Academic researchers in this area, in contrast, dont seem to put much value on domain expertise. I’ve read a number of academic papers on sports NLG, and its rare for recent papers to say meaningful things about domain expertise, instead the problem is usually treated as an ML task where all that is needed is a corpus of input data and output texts. Which to me seems bizarre, since at minimum a basic level of domain expertise is needed to evaluate the accuracy of generated texts (Thomson and Reiter 2020); ie someone who doesn’t understand what “double-double” means is not going to able to properly evaluate the quality of a text about a basketball game!
Commercial NLG systems must be robust. They must produce decent quality texts in all circumstances, it is not acceptable to occasionally produce garbage texts (unless texts are post-edited before being released, but even here garbage texts are definitely undesirable).

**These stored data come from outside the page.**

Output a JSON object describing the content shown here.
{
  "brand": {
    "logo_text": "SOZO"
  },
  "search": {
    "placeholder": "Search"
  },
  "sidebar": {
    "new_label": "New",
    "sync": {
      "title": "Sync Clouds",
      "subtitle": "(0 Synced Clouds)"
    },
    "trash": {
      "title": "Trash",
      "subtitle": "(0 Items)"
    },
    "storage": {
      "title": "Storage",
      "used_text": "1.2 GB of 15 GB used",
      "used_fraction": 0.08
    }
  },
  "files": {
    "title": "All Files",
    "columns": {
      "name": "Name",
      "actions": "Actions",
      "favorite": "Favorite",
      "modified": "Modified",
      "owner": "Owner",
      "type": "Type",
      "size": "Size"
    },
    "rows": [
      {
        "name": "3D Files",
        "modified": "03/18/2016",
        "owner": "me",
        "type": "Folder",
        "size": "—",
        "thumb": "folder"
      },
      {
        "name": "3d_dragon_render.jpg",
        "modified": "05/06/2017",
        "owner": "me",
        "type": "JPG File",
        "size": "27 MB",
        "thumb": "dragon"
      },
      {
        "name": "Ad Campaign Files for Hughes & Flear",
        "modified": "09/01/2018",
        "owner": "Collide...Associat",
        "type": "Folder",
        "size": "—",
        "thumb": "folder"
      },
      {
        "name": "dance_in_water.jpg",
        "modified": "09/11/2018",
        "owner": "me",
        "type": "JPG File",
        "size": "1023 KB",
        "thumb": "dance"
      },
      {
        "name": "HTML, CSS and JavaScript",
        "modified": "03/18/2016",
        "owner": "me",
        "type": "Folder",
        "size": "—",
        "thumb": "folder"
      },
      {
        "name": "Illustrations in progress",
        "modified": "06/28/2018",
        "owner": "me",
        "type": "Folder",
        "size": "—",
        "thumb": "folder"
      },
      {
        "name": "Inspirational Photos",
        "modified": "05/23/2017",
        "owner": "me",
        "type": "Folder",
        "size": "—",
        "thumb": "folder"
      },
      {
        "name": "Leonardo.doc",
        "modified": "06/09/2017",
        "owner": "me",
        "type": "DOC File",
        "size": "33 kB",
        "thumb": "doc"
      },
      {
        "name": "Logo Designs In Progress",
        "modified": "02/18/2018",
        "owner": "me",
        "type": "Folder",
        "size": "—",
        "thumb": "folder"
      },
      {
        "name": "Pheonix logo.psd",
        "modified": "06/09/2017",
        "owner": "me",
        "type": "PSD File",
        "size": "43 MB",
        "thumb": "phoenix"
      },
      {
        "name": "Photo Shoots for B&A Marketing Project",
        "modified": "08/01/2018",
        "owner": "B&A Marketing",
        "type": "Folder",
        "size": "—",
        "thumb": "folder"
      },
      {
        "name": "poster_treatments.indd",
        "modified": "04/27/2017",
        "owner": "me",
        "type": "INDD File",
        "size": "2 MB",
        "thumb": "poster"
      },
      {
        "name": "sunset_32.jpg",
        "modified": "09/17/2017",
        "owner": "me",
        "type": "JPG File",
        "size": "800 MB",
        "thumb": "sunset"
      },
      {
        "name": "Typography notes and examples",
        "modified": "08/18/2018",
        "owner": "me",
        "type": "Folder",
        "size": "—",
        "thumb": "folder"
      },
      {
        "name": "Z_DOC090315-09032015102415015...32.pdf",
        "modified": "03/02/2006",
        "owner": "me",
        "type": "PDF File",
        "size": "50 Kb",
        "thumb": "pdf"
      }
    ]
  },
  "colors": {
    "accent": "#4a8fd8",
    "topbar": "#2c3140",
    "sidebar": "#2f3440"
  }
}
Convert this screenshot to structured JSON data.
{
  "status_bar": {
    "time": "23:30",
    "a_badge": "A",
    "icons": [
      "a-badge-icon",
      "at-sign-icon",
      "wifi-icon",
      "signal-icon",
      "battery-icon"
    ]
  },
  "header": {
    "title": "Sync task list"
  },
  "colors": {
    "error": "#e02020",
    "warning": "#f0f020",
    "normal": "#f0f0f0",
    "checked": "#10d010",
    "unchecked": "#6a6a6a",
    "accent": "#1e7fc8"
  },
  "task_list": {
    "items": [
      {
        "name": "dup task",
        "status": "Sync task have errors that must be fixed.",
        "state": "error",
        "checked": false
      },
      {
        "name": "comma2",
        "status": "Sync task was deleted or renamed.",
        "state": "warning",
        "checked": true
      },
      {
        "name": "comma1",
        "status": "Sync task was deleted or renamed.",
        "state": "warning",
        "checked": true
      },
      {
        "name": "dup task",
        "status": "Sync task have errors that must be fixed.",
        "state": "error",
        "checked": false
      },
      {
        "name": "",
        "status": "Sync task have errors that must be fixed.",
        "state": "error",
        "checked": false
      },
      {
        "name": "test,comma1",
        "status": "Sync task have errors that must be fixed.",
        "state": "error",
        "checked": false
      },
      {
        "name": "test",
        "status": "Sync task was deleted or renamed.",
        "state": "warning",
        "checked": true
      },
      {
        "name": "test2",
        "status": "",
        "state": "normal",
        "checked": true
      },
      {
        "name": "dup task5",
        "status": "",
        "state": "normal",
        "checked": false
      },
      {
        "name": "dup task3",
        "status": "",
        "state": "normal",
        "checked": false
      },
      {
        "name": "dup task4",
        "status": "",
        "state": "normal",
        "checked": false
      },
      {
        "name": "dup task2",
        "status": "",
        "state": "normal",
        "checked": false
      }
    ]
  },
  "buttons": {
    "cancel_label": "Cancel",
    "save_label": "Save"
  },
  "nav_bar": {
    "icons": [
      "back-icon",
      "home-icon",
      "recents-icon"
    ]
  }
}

Academic NLG researchers, in contrast, mostly don’t seem to care if their systems occasionally produce garbage texts, as long as “on average” texts are good (since academic evaluations focus on average case). In our 2020 paper, Craig and I give the following example of a nonsensical output from a published neural NLG system
Markieff Morris also had a nice game off the bench, as he scored 20 points and swatted away late in the fourth quarter to give the Suns a commanding Game 1 loss to give the Suns a 118-0 record in the
Eastern Conference’s first playoff series with at least the Eastern Conference win in Game 5.
The author of this system never mentioned in papers that the system could produce such terrible narratives, and indeed may not have realised this (some authors just look at metrics and never read texts). Producing texts such as above, even once in a while, is not acceptable in commercial NLG.
Academic NLG systems are invariably based on freely available public sports data sets. This makes life much easier for researchers, and also enhances replicability. Commercial NLG systems, in contrast, can use proprietary and paid-for data sets which are much richer.
There are good reasons for academics to use public data sets, and the sports data sets used by academic researchers are considerably more complex than most of the other data sets in GEM! The point I’m making here is that these data sets are still simpler than those used in commercial NLG systems, which means that in a sense academics are solving a different problem than commercial developers.
Since sports NLG is of interest to both academic researchers and commercial NLG providers, its a good venue for exploring differences in approaches. I have focused on “requirements” rather than “technology” here, but we can see that academic researchers and commercial providers in many ways are working on different problems. Commercial providers target specific use cases, place a lot of important on domain knowledge, care deeply about robustness, and use rich data sources. Academics, in contrast, seem largely uninterested in use cases, domain knowledge, and robustness, and stick to free data sets. There are many other differences that I could list, eg commercial providers care about configurability and performance (run-time speed) and most academics ignore these issues.
Of course there are exceptions! For example, in the Babytalk research project years ago (which was about medical NLG, not sports NLG), we focused on specific use cases, worked closely with domain experts, tried to make our systems robust, and used complex non-public data.
Anyways, I’m not expecting anyone to change the way they work, but I hope the above discussion helps academics understand how their work differs from commercial providers, and vice-versa.